Порфиша вскинул глазами в потолок и грустно покачал головою, словно бы говорил: «а-а-ах! дела! дела! и нужно же милого друга маменьку так беспокоить! сидели бы все смирно, ладком да мирком — ничего бы этого не было, и маменька бы не гневалась… а-а-ах, дела, дела!» Но Арине Петровне, как женщине, не терпящей, чтобы течение ее мыслей было чем бы то ни было прерываемо, движение Порфиши не понравилось.
— Нет, ты погоди головой-то вертеть, — сказала она, — ты прежде выслушай! Каково мне было узнать, что он родительское-то благословение, словно обглоданную кость, в помойную яму выбросил? Каково мне было чувствовать, что я, с позволения сказать, ночей недосыпала, куска недоедала, а он — на-тко! Словно вот взял, купил на базаре бирюльку — не занадобилась, и выкинул ее за окно! Это родительское-то благословение!

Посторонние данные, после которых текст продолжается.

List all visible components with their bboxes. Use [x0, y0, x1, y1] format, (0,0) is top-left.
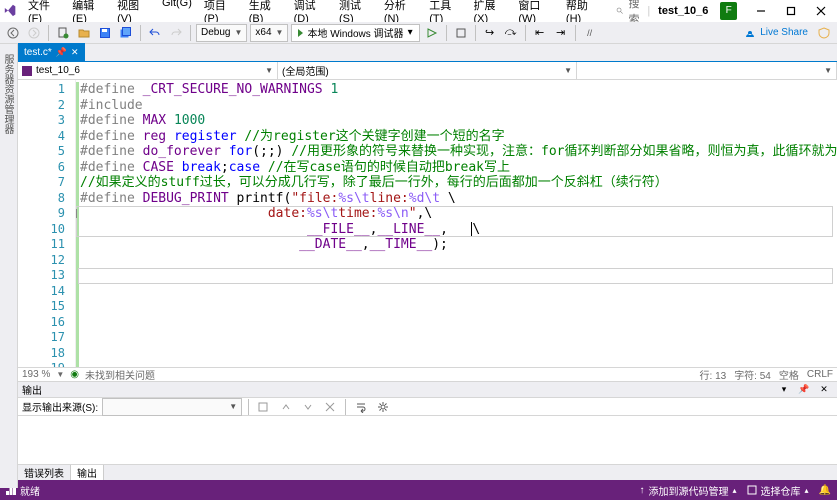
nav-bar: test_10_6▼ (全局范围)▼ ▼: [18, 62, 837, 80]
user-badge[interactable]: F: [720, 2, 737, 20]
repo-icon: [747, 485, 757, 495]
code-area[interactable]: #define _CRT_SECURE_NO_WARNINGS 1#includ…: [76, 80, 837, 367]
file-tab-label: test.c*: [24, 47, 52, 58]
close-button[interactable]: [809, 2, 833, 20]
open-button[interactable]: [75, 24, 93, 42]
output-next-button[interactable]: [299, 398, 317, 416]
step-button[interactable]: ↪: [481, 24, 499, 42]
minimize-button[interactable]: [749, 2, 773, 20]
main-toolbar: Debug▼ x64▼ 本地 Windows 调试器▾ ↪ ⤼ ⇤ ⇥ // L…: [0, 22, 837, 44]
output-pin-button[interactable]: 📌: [795, 381, 813, 399]
issues-icon: ◉: [70, 369, 79, 380]
output-panel: 输出 ▾ 📌 ✕ 显示输出来源(S): ▼: [18, 382, 837, 464]
outdent-button[interactable]: ⇤: [531, 24, 549, 42]
output-settings-button[interactable]: [374, 398, 392, 416]
code-editor[interactable]: 1234567891011121314151617181920 #define …: [18, 80, 837, 368]
status-repo[interactable]: 选择仓库▴: [747, 483, 809, 498]
file-tab-test-c[interactable]: test.c* 📌 ✕: [18, 43, 85, 61]
run-button[interactable]: 本地 Windows 调试器▾: [291, 24, 419, 42]
status-scm[interactable]: ↑添加到源代码管理▴: [640, 483, 737, 498]
output-source-label: 显示输出来源(S):: [22, 399, 98, 414]
status-bar: 就绪 ↑添加到源代码管理▴ 选择仓库▴ 🔔: [0, 480, 837, 500]
output-close-button[interactable]: ✕: [815, 381, 833, 399]
output-wrap-button[interactable]: [352, 398, 370, 416]
output-clear-button[interactable]: [321, 398, 339, 416]
redo-button[interactable]: [167, 24, 185, 42]
cpp-icon: [22, 66, 32, 76]
output-body[interactable]: [18, 416, 837, 464]
run-noattach-button[interactable]: [423, 24, 441, 42]
output-goto-button[interactable]: [255, 398, 273, 416]
zoom-level[interactable]: 193 %: [22, 369, 50, 380]
nav-back-button[interactable]: [4, 24, 22, 42]
output-autohide-button[interactable]: ▾: [775, 381, 793, 399]
output-source-combo[interactable]: ▼: [102, 398, 242, 416]
search-icon: [616, 5, 624, 17]
platform-combo[interactable]: x64▼: [250, 24, 288, 42]
pin-icon[interactable]: 📌: [56, 47, 67, 58]
liveshare-icon: [744, 27, 756, 39]
nav-project-combo[interactable]: test_10_6▼: [18, 62, 278, 79]
save-button[interactable]: [96, 24, 114, 42]
indent-button[interactable]: ⇥: [552, 24, 570, 42]
bottom-tabs: 错误列表输出: [18, 464, 837, 480]
vs-logo-icon: [4, 4, 17, 18]
close-icon[interactable]: ✕: [71, 47, 79, 58]
undo-button[interactable]: [146, 24, 164, 42]
nav-fwd-button[interactable]: [25, 24, 43, 42]
tab-well: test.c* 📌 ✕: [0, 44, 837, 62]
output-title: 输出: [22, 382, 42, 397]
bottom-tab[interactable]: 输出: [71, 465, 104, 480]
save-all-button[interactable]: [117, 24, 135, 42]
title-bar: 文件(F)编辑(E)视图(V)Git(G)项目(P)生成(B)调试(D)测试(S…: [0, 0, 837, 22]
gear-icon: [377, 401, 389, 413]
nav-scope-combo[interactable]: (全局范围)▼: [278, 62, 577, 79]
live-share-button[interactable]: Live Share: [740, 27, 812, 39]
window-controls: [749, 2, 833, 20]
output-prev-button[interactable]: [277, 398, 295, 416]
sidebar-tabs: 服务器资源管理器工具箱: [0, 44, 18, 488]
sidebar-tab[interactable]: 服务器资源管理器: [0, 48, 17, 488]
config-combo[interactable]: Debug▼: [196, 24, 247, 42]
process-button[interactable]: [452, 24, 470, 42]
admin-icon[interactable]: [815, 24, 833, 42]
status-bell-icon[interactable]: 🔔: [819, 485, 831, 496]
project-name: test_10_6: [658, 5, 708, 17]
comment-button[interactable]: //: [581, 24, 599, 42]
editor-info-bar: 193 % ▼ ◉ 未找到相关问题 行: 13 字符: 54 空格 CRLF: [18, 368, 837, 382]
issues-label: 未找到相关问题: [85, 367, 155, 382]
bottom-tab[interactable]: 错误列表: [18, 465, 71, 480]
step-over-button[interactable]: ⤼: [502, 24, 520, 42]
maximize-button[interactable]: [779, 2, 803, 20]
nav-member-combo[interactable]: ▼: [577, 62, 837, 79]
new-item-button[interactable]: [54, 24, 72, 42]
line-gutter: 1234567891011121314151617181920: [18, 80, 76, 367]
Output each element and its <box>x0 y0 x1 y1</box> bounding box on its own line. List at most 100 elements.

— Ах, маменька! Это такой поступок! такой поступок! — начал было Порфирий Владимирыч, но Арина Петровна опять остановила его.
— Стой! погоди! когда я прикажу, тогда свое мнение скажешь! И хоть бы он меня, мерзавец, предупредил! Виноват, мол, маменька, так и так — не воздержался! Я ведь и сама, кабы вовремя, сумела бы за бесценок дом-то приобрести! Не сумел недостойный сын пользоваться, — пусть попользуются достойные дети! Ведь он, шутя-шутя, дом-то, пятнадцать процентов в год интересу принесет! Может быть, я бы ему за это еще тысячку рублей на бедность выкинула! А то — на-тко! сижу здесь, ни сном, ни делом не вижу, а он уж и распорядился! Двенадцать тысяч собственными руками за дом выложила, а он его с аукциона в восьми тысячах спустил!
— А главное, маменька, что он с родительским благословением так низко поступил! — поспешил скороговоркой прибавить Порфирий Владимирыч, словно опасаясь, чтоб маменька вновь не прервала его.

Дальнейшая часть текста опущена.